C’est pour rompre avec cette tradition que deux mouvements rebelles, le « Mouvement de Libération du Soudan » (SLM) et le « Mouvement pour la Justice et l’Egalité » (MJE) ont pris les armes contre Khartoum. La réponse de la capitale ne se fera pas attendre. Afin de mater la rébellion, le gouvernement soudanais enverra sur les populations Noires du Darfour ses milices Janjawids. Ces milices arabes, aidées des forces gouvernementales, sont aujourd’hui responsables de la mort de 300 000 personnes. Plus de deux millions d’autres sont déplacées. Nous ne comptons plus les réfugiés...

Dans son rôle de gardien de la paix et de la sécurité internationales, l’ONU fut la première organisation à sensibiliser les acteurs internationaux à la question du Darfour. Dès le mois d’avril 2004, son secrétaire général, Monsieur Kofi Annan, appelait la communauté internationale à agir en faveur des populations victimes d’exactions. L’Union européenne, acteur s’affirmant de plus en plus sur la scène internationale, répondit positivement à l’appel lancé. L’Union européenne, qui était déjà intervenue en Afrique à la demande de Kofi Annan, allait de nouveau pouvoir prouver son engagement en faveur de la pacification du continent africain.

Toutefois, contrairement au cadre d’action choisi lors de sa première intervention, en République Démocratique du Congo, l’UE allait devoir accepter le rôle d’acteur « secondaire » du retour à la paix. Afin de respecter le principe phare de son action en Afrique, l’appropriation africaine, l’UE acceptait d’occuper la place d’acteur de soutien en fournissant à la première mission africaine de maintien de la paix sous l’égide de l’UA, un appui financier, diplomatique, logistique et dans une moindre mesure, capacitaire. Les Européens s’engageaient à aider leurs partenaires de l’UA à rétablir la paix au Darfour, pas à imposer la paix en leur lieu et place. Ils allaient ainsi alimenter en hommes et en moyens l’AMIS, African Mission in Sudan.

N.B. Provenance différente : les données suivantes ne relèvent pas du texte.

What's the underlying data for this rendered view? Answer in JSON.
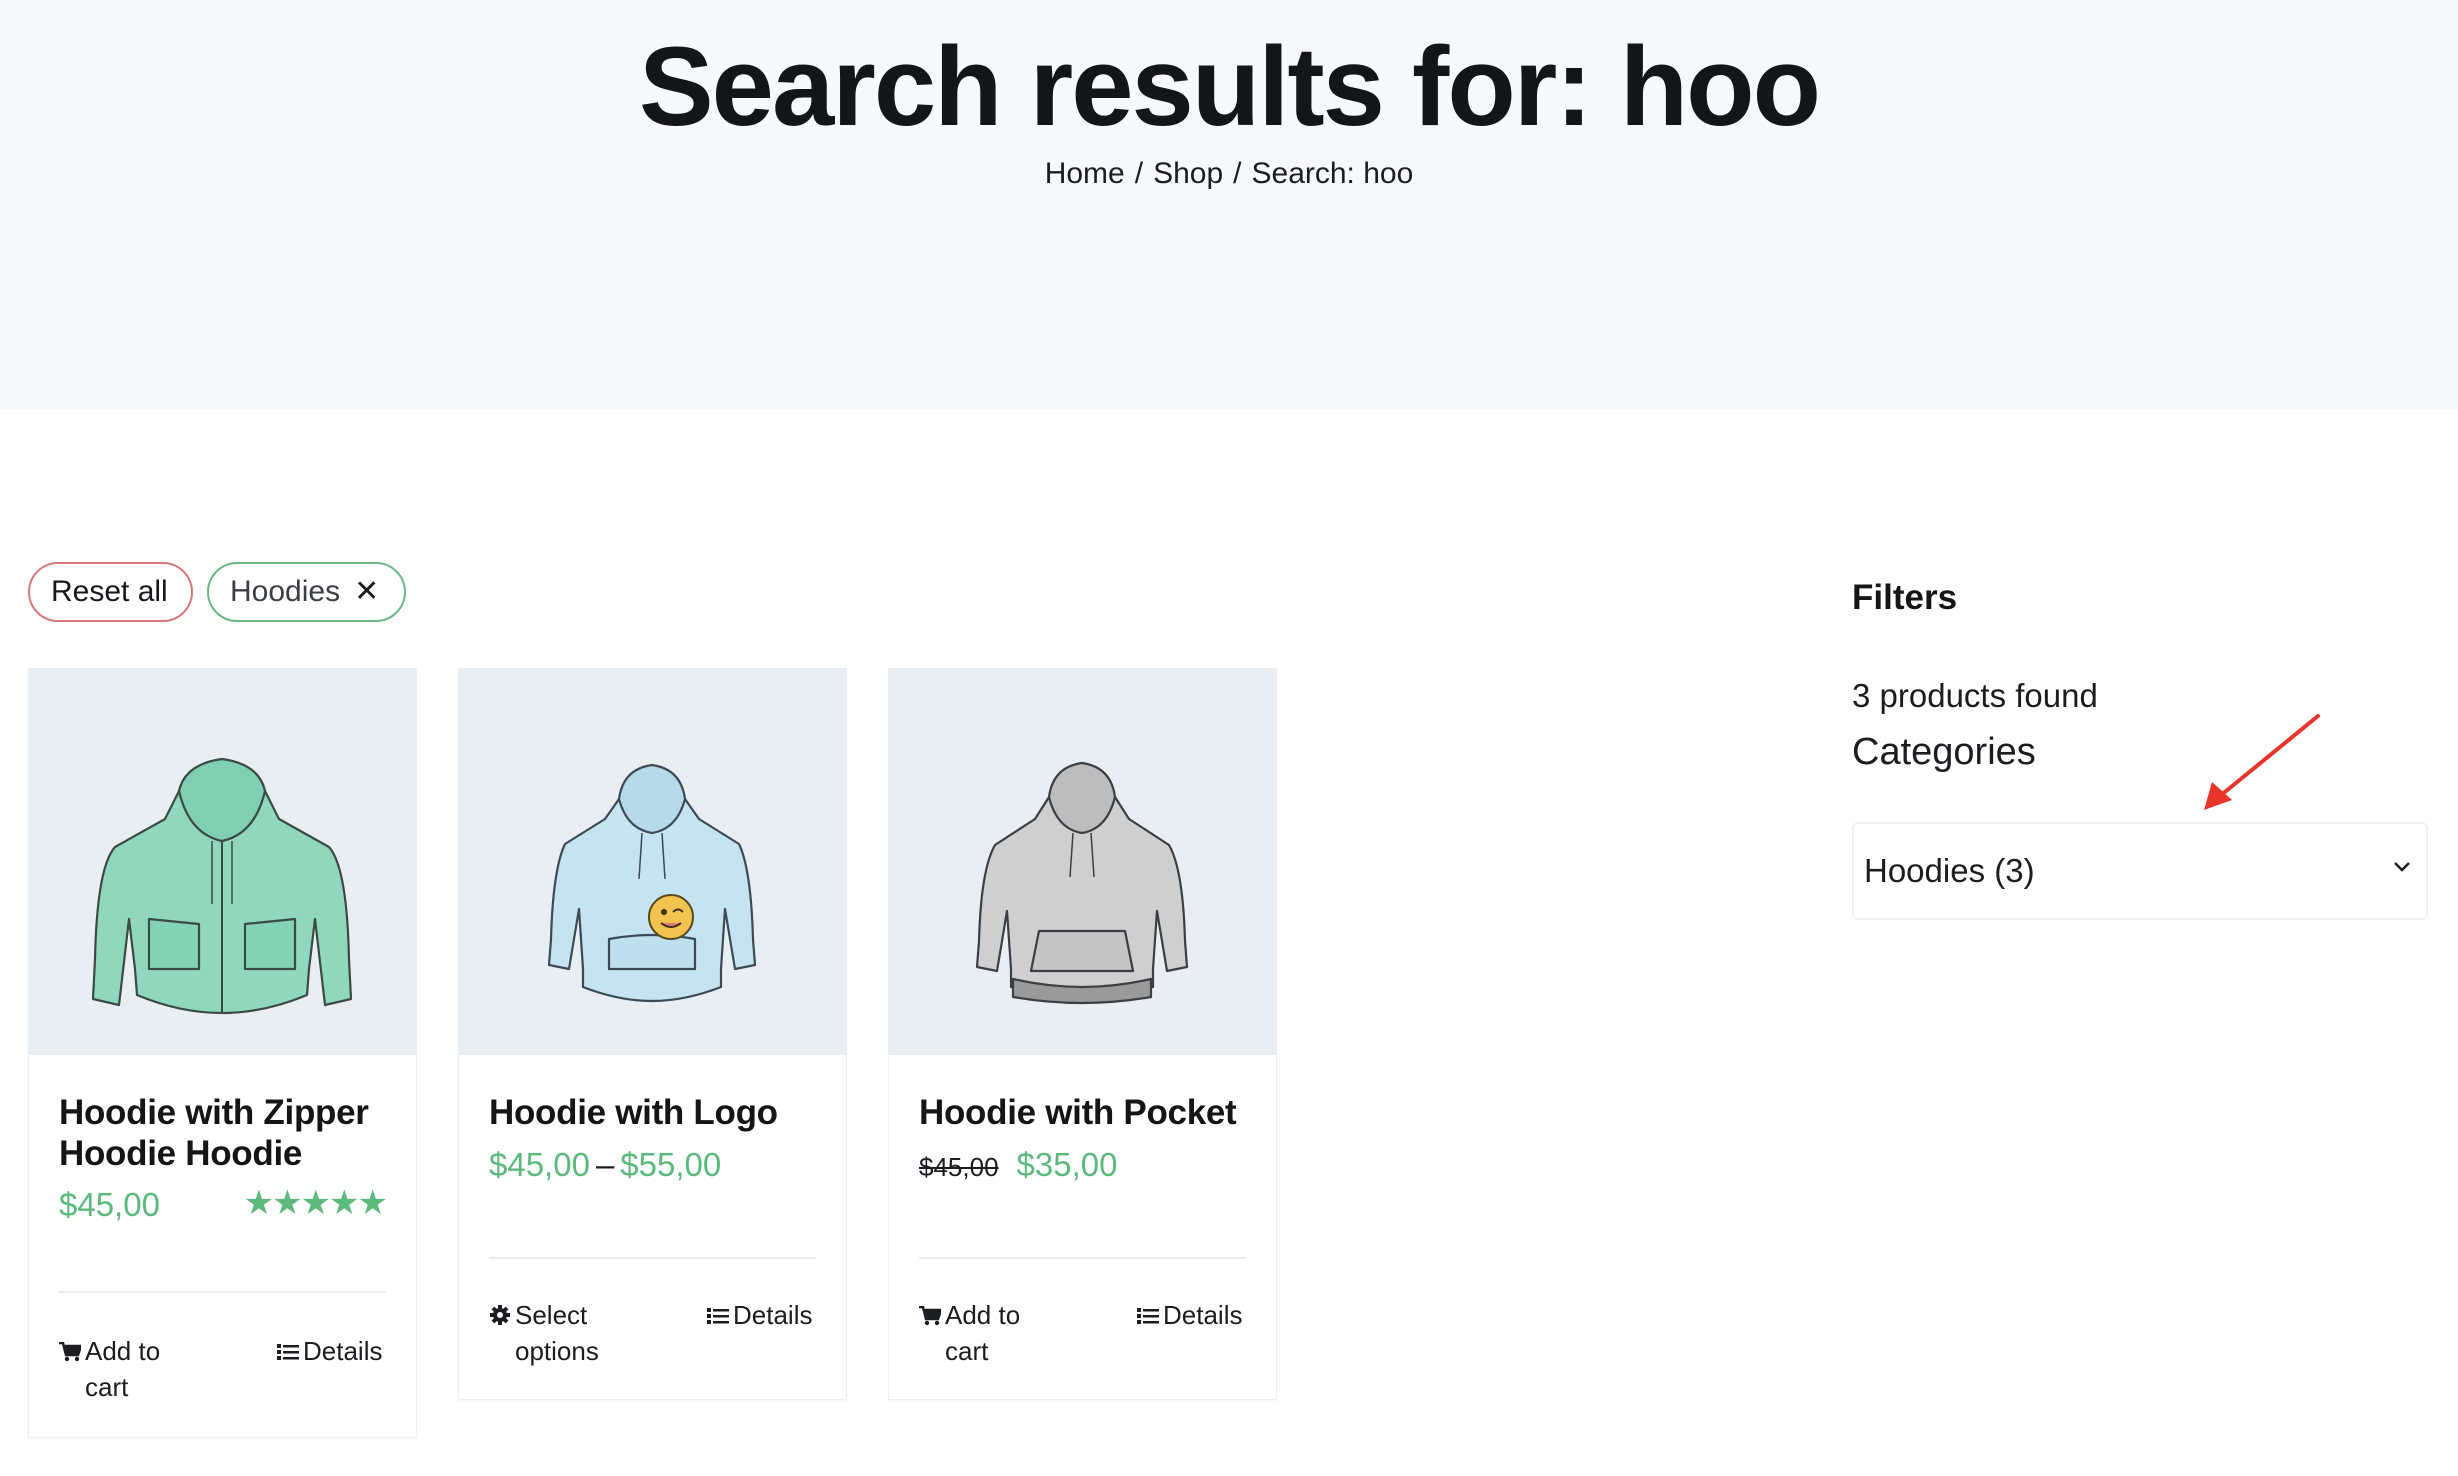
{
  "hero": {
    "title": "Search results for: hoo",
    "breadcrumb": [
      "Home",
      "Shop",
      "Search: hoo"
    ],
    "separator": "/"
  },
  "active_filters": {
    "reset_label": "Reset all",
    "chips": [
      {
        "label": "Hoodies",
        "remove_icon": "close-icon",
        "remove_glyph": "✕"
      }
    ]
  },
  "products": [
    {
      "title": "Hoodie with Zipper Hoodie Hoodie",
      "price": "$45,00",
      "rating": 5,
      "rating_stars": "★★★★★",
      "image_icon": "zip-hoodie-green",
      "action_primary": {
        "label": "Add to cart",
        "icon": "cart-icon"
      },
      "action_secondary": {
        "label": "Details",
        "icon": "list-icon"
      }
    },
    {
      "title": "Hoodie with Logo",
      "price_min": "$45,00",
      "price_dash": "–",
      "price_max": "$55,00",
      "image_icon": "hoodie-logo-blue",
      "action_primary": {
        "label": "Select options",
        "icon": "gear-icon"
      },
      "action_secondary": {
        "label": "Details",
        "icon": "list-icon"
      }
    },
    {
      "title": "Hoodie with Pocket",
      "price_old": "$45,00",
      "price": "$35,00",
      "image_icon": "hoodie-pocket-grey",
      "action_primary": {
        "label": "Add to cart",
        "icon": "cart-icon"
      },
      "action_secondary": {
        "label": "Details",
        "icon": "list-icon"
      }
    }
  ],
  "sidebar": {
    "title": "Filters",
    "found": "3 products found",
    "categories_title": "Categories",
    "category_select": {
      "value": "Hoodies (3)",
      "icon": "chevron-down-icon"
    },
    "annotation": "red-arrow"
  },
  "colors": {
    "accent_green": "#5dba7d",
    "reset_border": "#d97a7a",
    "chip_border": "#6ab987",
    "hero_bg": "#f7f8fa",
    "image_bg": "#e9eef3",
    "annotation_red": "#e8352a"
  }
}
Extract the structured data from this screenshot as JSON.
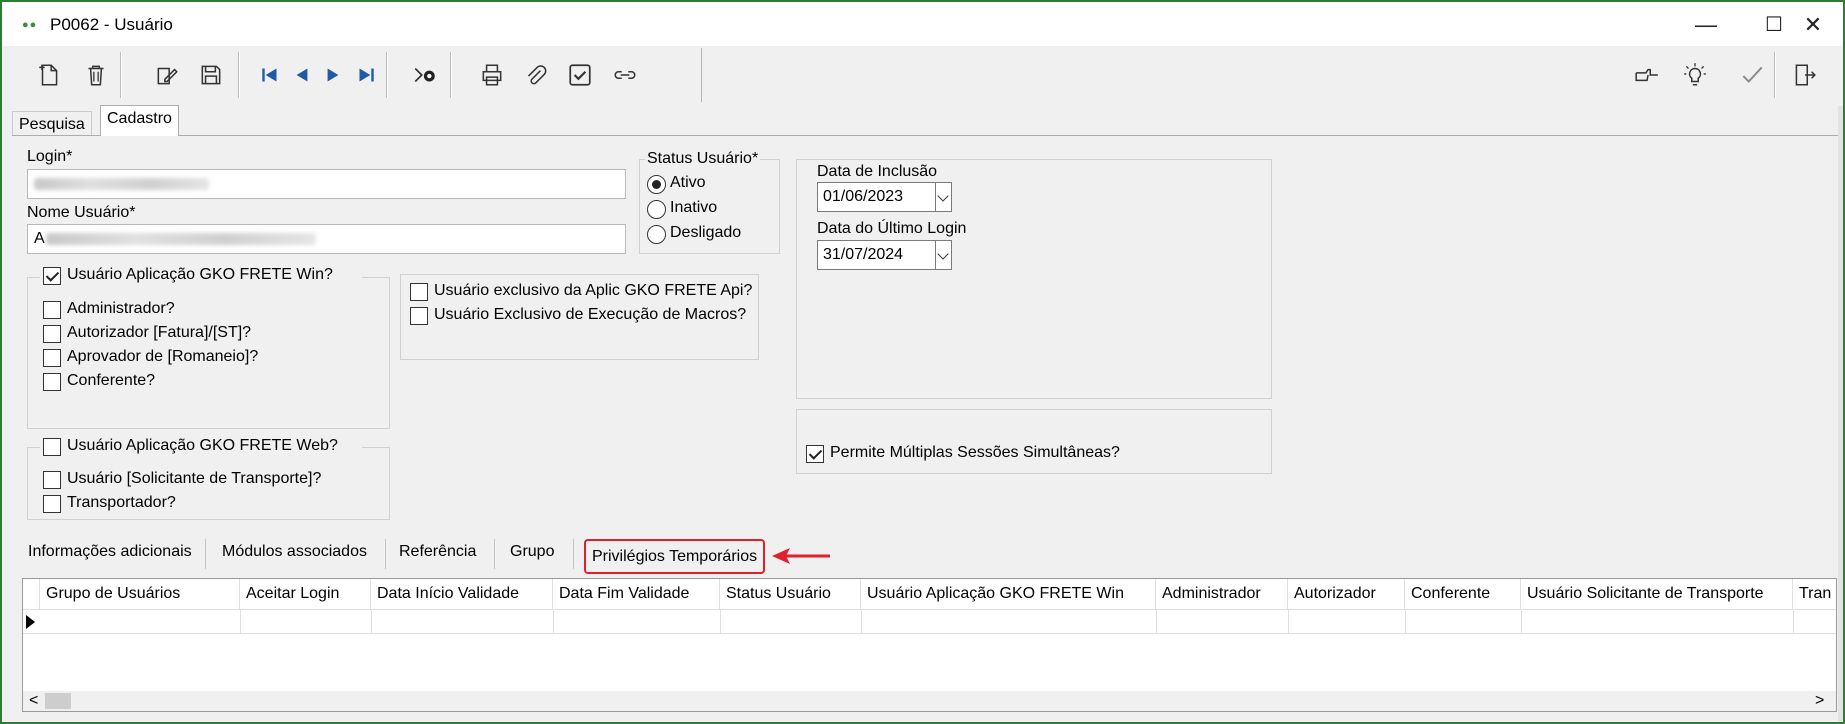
{
  "window": {
    "title": "P0062 - Usuário",
    "dots": "●●",
    "minimize": "—",
    "maximize": "☐",
    "close": "✕"
  },
  "toolbar": {
    "left_icons": [
      "new-document-icon",
      "delete-icon",
      "edit-icon",
      "save-icon",
      "first-record-icon",
      "previous-record-icon",
      "next-record-icon",
      "last-record-icon",
      "search-record-icon",
      "print-icon",
      "attachment-icon",
      "checklist-icon",
      "link-icon"
    ],
    "right_icons": [
      "pointer-hand-icon",
      "lightbulb-icon",
      "confirm-check-icon",
      "exit-door-icon"
    ]
  },
  "tabs": [
    {
      "label": "Pesquisa"
    },
    {
      "label": "Cadastro",
      "active": true
    }
  ],
  "form": {
    "login_label": "Login*",
    "nome_label": "Nome Usuário*",
    "nome_value_prefix": "A",
    "status_label": "Status Usuário*",
    "status_options": [
      {
        "label": "Ativo",
        "selected": true
      },
      {
        "label": "Inativo",
        "selected": false
      },
      {
        "label": "Desligado",
        "selected": false
      }
    ],
    "data_inclusao_label": "Data de Inclusão",
    "data_inclusao": "01/06/2023",
    "data_ultimo_login_label": "Data do Último Login",
    "data_ultimo_login": "31/07/2024",
    "win_group": {
      "label": "Usuário Aplicação GKO FRETE Win?",
      "checked": true,
      "items": [
        {
          "label": "Administrador?",
          "checked": false
        },
        {
          "label": "Autorizador [Fatura]/[ST]?",
          "checked": false
        },
        {
          "label": "Aprovador de [Romaneio]?",
          "checked": false
        },
        {
          "label": "Conferente?",
          "checked": false
        }
      ]
    },
    "api_group": {
      "items": [
        {
          "label": "Usuário exclusivo da Aplic GKO FRETE Api?",
          "checked": false
        },
        {
          "label": "Usuário Exclusivo de Execução de Macros?",
          "checked": false
        }
      ]
    },
    "web_group": {
      "label": "Usuário Aplicação GKO FRETE Web?",
      "checked": false,
      "items": [
        {
          "label": "Usuário [Solicitante de Transporte]?",
          "checked": false
        },
        {
          "label": "Transportador?",
          "checked": false
        }
      ]
    },
    "multi_sessions": {
      "label": "Permite Múltiplas Sessões Simultâneas?",
      "checked": true
    }
  },
  "subtabs": [
    {
      "label": "Informações adicionais"
    },
    {
      "label": "Módulos associados"
    },
    {
      "label": "Referência"
    },
    {
      "label": "Grupo"
    },
    {
      "label": "Privilégios Temporários",
      "highlighted": true
    }
  ],
  "annotation_color": "#e0202a",
  "grid": {
    "columns": [
      "Grupo de Usuários",
      "Aceitar Login",
      "Data Início Validade",
      "Data Fim Validade",
      "Status Usuário",
      "Usuário Aplicação GKO FRETE Win",
      "Administrador",
      "Autorizador",
      "Conferente",
      "Usuário Solicitante de Transporte",
      "Tran"
    ],
    "scroll_left": "<",
    "scroll_right": ">"
  }
}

L’AMIS et le soutien qui devait lui être apporté représentaient ainsi un double test. Cette mission africaine de maintien de la paix allait tout d’abord permettre de juger de la capacité de l’Union africaine à restaurer la paix sur le continent ; de ses facultés d’imposer aux belligérants la voie du dialogue politique plutôt que la voie des armes.

Quant à l’Union européenne, cette première mission de soutien allait la placer face aux défis qu’il lui reste à surmonter pour devenir un acteur crédible au service de la paix. Cette mission l’amène aujourd’hui à se poser la question, au-delà de son ambition sur la scène internationale, de son aptitude à peser voire à exister réellement en tant qu’acteur de paix. L’Union n’a-t-elle pas été trop ambitieuse dans ses prétentions pacifiques ? Peut-elle raisonnablement, alors qu’elle souffre d’un manque de capacités militaires et qu’elle ne parle que très rarement d’une seule voix, espérer contribuer à la pacification d’une zone de conflit ?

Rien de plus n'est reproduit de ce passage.